Encore du rock psychédélique, encore des histoires d'espions, encore un autre superbe disque pour le groupe montréalais Besnard Lakes. Un troisième album qui a été composé avec les fantômes de Led Zeppelin, une chambre à écho et quelques codes mystérieux... On en parle avec la bassiste et chanteuse Olga Goreas.

Ce qu'on entend d'abord, c'est la réverbération et les nappes de distorsion, hypnotiques et éthérées. Puis on remarque un bruissement inquiétant qui hoquette. Des codes morse. «J'ignore ce qu'ils signifient réellement», avoue Olga Goreas.

 

Pendant que le soleil brille dehors, on discute dans la pièce sombre d'un café, à côté d'un lampadaire brisé. «Les codes viennent d'une radio à ondes courtes, poursuit-elle avec son rictus gêné. On n'a pas essayé de les déchiffrer. On trouvait juste que ça ajoutait bellement au mystère.»

Le mystère, c'est l'impression qui se dégage autant des musiques que des paroles des Besnard Lakes. Comme lors du précédent disque, ces textes parlent d'histoires d'espions. «C'est l'inspiration continuelle de Jace (Lasek, guitariste-chanteur), explique sa conjointe Olga. Il y voit une échappatoire à la monotonie du quotidien, je pense. Le sujet est inépuisable. C'est comme un film qui continue de jouer dans sa tête, d'un album à l'autre.»

Vaudou Zeppelin

Encore une fois, la bande a peu répété avant d'entrer au Breakglass Studio de Parc-Extension, qui appartient à Lasek. «Presque tout le travail se passe là-bas. Le studio devient comme le cinquième membre du groupe», raconte Goreas.

On y trouve une chambre à écho, où ont notamment été enregistrées les voix. La salle de contrôle non plus ne contient pas de vitre. Dans cette pièce isolée se trouve un fabuleux nouveau jouet: une grosse console Neve germanium datant de 1968. Lasek l'a achetée sur l'internet d'un studio new-yorkais. Il a fallu défaire un mur pour l'introduire dans le studio. Mais ça valait la peine. Car elle a déjà servi à enregistrer une partie de Physical Graffiti de Led Zeppelin.

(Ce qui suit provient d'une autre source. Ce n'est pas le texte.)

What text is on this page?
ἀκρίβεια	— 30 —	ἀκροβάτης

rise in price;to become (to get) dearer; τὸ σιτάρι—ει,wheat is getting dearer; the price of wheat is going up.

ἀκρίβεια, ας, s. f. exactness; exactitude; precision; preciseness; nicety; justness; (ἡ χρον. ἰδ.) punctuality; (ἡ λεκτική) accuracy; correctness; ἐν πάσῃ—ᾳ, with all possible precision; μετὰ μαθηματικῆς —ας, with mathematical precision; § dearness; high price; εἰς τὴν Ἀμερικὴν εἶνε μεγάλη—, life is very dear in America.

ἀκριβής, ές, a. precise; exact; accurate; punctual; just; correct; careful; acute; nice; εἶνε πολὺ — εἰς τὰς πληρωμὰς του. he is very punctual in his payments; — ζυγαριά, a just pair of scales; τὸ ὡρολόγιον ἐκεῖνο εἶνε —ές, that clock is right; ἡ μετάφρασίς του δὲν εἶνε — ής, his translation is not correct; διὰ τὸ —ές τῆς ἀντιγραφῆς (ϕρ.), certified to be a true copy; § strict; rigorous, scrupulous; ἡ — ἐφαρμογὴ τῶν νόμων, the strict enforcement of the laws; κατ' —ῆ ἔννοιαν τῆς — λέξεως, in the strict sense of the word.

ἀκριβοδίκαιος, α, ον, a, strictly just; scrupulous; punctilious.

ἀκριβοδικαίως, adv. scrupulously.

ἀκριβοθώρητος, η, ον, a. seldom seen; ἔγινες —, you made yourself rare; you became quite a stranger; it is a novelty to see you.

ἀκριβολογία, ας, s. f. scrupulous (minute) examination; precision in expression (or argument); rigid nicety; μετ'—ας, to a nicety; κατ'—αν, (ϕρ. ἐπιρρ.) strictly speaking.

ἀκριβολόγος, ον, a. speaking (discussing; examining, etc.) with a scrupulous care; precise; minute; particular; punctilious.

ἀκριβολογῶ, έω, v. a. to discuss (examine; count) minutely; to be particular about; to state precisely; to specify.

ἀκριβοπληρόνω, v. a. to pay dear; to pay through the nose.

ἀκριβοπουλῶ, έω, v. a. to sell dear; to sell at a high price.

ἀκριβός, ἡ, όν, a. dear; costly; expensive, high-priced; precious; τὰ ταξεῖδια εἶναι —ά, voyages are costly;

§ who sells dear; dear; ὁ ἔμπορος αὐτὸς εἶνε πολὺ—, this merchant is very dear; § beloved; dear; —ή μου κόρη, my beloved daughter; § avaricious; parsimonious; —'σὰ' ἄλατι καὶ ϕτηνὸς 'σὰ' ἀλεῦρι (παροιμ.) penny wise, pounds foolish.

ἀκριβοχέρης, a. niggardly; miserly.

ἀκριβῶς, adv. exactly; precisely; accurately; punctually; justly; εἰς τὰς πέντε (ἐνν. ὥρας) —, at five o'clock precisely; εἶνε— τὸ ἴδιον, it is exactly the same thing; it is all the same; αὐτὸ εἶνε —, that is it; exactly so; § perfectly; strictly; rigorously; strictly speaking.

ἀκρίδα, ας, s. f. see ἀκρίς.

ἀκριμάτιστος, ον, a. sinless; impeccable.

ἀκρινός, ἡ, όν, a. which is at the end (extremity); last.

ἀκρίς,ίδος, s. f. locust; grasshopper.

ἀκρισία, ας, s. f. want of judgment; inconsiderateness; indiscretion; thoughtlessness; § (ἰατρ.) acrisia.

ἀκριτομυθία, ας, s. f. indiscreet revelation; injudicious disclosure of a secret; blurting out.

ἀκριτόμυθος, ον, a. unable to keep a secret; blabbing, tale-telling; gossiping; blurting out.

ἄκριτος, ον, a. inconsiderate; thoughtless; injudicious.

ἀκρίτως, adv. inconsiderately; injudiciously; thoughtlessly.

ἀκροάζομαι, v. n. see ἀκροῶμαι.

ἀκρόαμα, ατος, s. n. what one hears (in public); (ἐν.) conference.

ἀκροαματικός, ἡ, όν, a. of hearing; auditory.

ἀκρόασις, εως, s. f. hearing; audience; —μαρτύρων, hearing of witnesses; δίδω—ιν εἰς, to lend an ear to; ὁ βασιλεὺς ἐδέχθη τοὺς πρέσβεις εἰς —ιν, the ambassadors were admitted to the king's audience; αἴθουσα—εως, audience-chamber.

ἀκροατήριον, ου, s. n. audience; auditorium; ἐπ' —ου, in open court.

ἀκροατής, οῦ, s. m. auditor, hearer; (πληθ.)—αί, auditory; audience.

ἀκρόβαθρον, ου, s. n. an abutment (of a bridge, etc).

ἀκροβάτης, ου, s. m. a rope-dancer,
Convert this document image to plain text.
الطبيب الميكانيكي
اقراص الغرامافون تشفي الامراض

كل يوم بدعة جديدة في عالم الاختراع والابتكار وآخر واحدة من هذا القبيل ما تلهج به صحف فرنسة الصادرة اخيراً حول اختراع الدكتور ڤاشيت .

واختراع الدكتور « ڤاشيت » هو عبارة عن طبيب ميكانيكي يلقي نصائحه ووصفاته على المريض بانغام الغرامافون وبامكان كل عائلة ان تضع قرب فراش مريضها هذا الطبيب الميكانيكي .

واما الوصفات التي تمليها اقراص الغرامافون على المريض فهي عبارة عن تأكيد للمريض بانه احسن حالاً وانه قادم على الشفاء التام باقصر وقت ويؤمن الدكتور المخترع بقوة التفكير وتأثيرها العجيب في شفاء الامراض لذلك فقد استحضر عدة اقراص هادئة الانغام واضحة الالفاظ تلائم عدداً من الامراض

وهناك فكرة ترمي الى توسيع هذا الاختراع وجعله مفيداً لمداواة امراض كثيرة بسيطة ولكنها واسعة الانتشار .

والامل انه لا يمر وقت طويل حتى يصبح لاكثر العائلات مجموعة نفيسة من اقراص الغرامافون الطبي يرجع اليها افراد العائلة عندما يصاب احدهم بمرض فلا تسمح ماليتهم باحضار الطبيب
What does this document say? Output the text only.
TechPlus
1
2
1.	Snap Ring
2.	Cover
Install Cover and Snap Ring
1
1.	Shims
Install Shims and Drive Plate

«T'imagines! lance doucement Goreas. En studio, on se mettait parfois à rêver. C'est quand même la guitare de Jimmy Page qui a passé par là. Bien sûr que ça m'a inspirée. On sentait son esprit. C'est le principe du vaudou, non? (rires)»

Peut-être est-ce une prophétie qui se réalise. Peut-être que la vieille console n'a rien changé. Peu importe. Une chose est évidente: la musique créée est superbe.

Sans trop détonner de son prédécesseur, ce troisième disque est un peu plus rock. La formation a été réduite de six à quatre membres. On entend moins de cordes et de cuivres. De nouveaux instruments apparaissent, comme de la flûte (discrète), une guitare 12 cordes et un mellotron.

Tous s'imbriquent subtilement dans les 10 extraits de rêveries rock'n'rollesques. Elles sont à la fois célestes, fantasmatiques ou carrément menaçantes. «Je sais, notre musique dégage quelque chose d'ambigu, explique Goreas. Le ton qu'on recherche ressemble un peu aux films de David Lynch. On n'est jamais trop certain de ce qui se passe.»

On se laisse avec une question un peu bête. Que signifie le titre du disque, The Besnard Lakes are the Roaring Night? «Le titre original devait être Let the Night Roar, répond-elle. C'est une phrase de Jim Jones (gourou-boucher responsable du suicide collectif de 900 dévots en 1978 en Guyane). Il l'avait prononcée peu avant que tout le monde boive le Kool-Aid au cyanure (discours disponible sur YouTube). Ces mots sont horribles, terrifiants. Mais en même temps, leur musicalité en font un bonbon auditif. Comme un autre groupe se nommait déjà ainsi, on a changé un peu la formulation. Ça donne are the roaring night. Voilà l'histoire.»